What’s latest with the NVIDIA Enterprise RAG Blueprint
The newest release of the NVIDIA EnterpriseRAG Blueprint deepens its give attention to serving agentic workflows. It introduces first-class document-level summarization with each shallow and deep strategies, enabling agents to quickly assess relevance, narrow search space, and balance accuracy with latency. A brand new data catalog improves discoverability and governance across large corpora, while upgrades to the best-in-class Nemotron RAG models further enhance retrieval quality, reasoning, and generation performance—making RAG a more efficient, agent-ready foundation for enterprise-scale knowledge systems.
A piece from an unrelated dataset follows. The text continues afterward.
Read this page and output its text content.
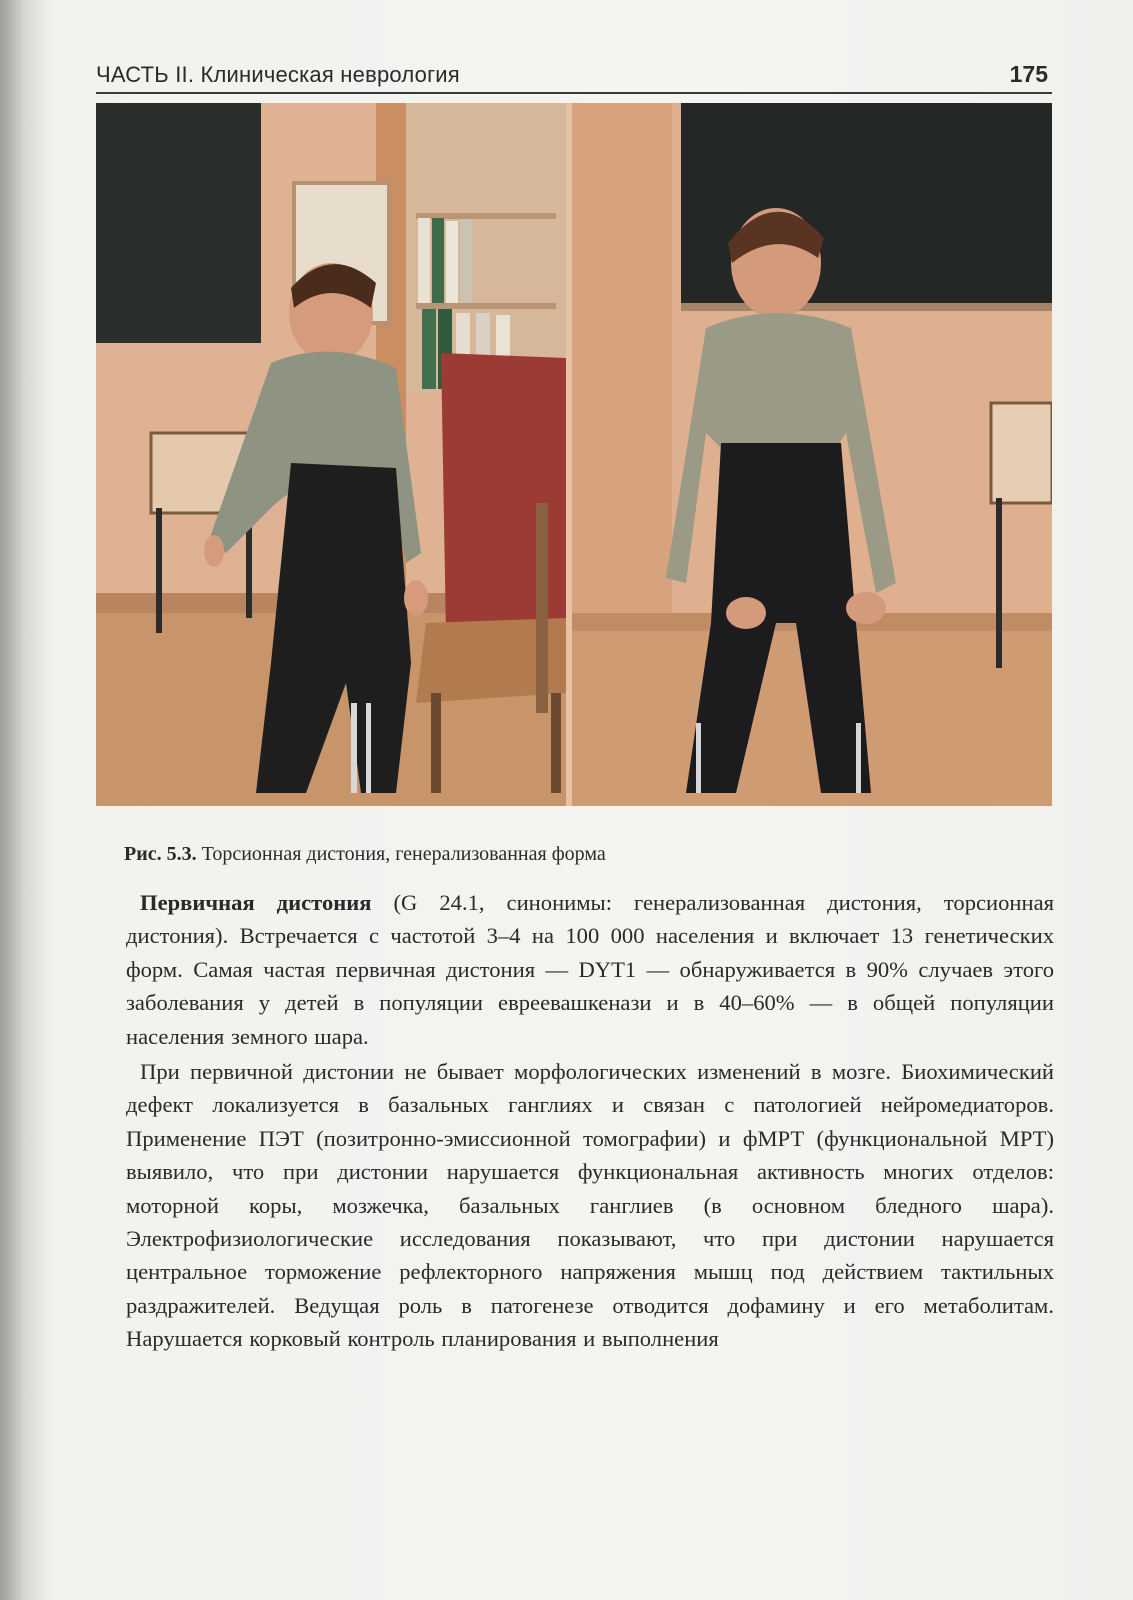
ЧАСТЬ II. Клиническая неврология	175
Рис. 5.3. Торсионная дистония, генерализованная форма

Первичная дистония (G 24.1, синонимы: генерализованная дистония, торсионная дистония). Встречается с частотой 3–4 на 100 000 населения и включает 13 генетических форм. Самая частая первичная дистония — DYT1 — обнаруживается в 90% случаев этого заболевания у детей в популяции евреевашкенази и в 40–60% — в общей популяции населения земного шара.

При первичной дистонии не бывает морфологических изменений в мозге. Биохимический дефект локализуется в базальных ганглиях и связан с патологией нейромедиаторов. Применение ПЭТ (позитронно-эмиссионной томографии) и фМРТ (функциональной МРТ) выявило, что при дистонии нарушается функциональная активность многих отделов: моторной коры, мозжечка, базальных ганглиев (в основном бледного шара). Электрофизиологические исследования показывают, что при дистонии нарушается центральное торможение рефлекторного напряжения мышц под действием тактильных раздражителей. Ведущая роль в патогенезе отводится дофамину и его метаболитам. Нарушается корковый контроль планирования и выполнения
Start with enterprise-grade RAG
Able to integrate these five capabilities into your RAG use cases? Access the modular code, documentation, and evaluation notebooks free of charge throughout the NVIDIA Enterprise RAG Blueprint.
Make your enterprise data AI-ready and transform your production data into an intelligent knowledge system with embedded RAG capabilities with NVIDIA AI Data Platform. Contact an NVIDIA AI storage partner to start together with your own NVIDIA-powered AI data platform.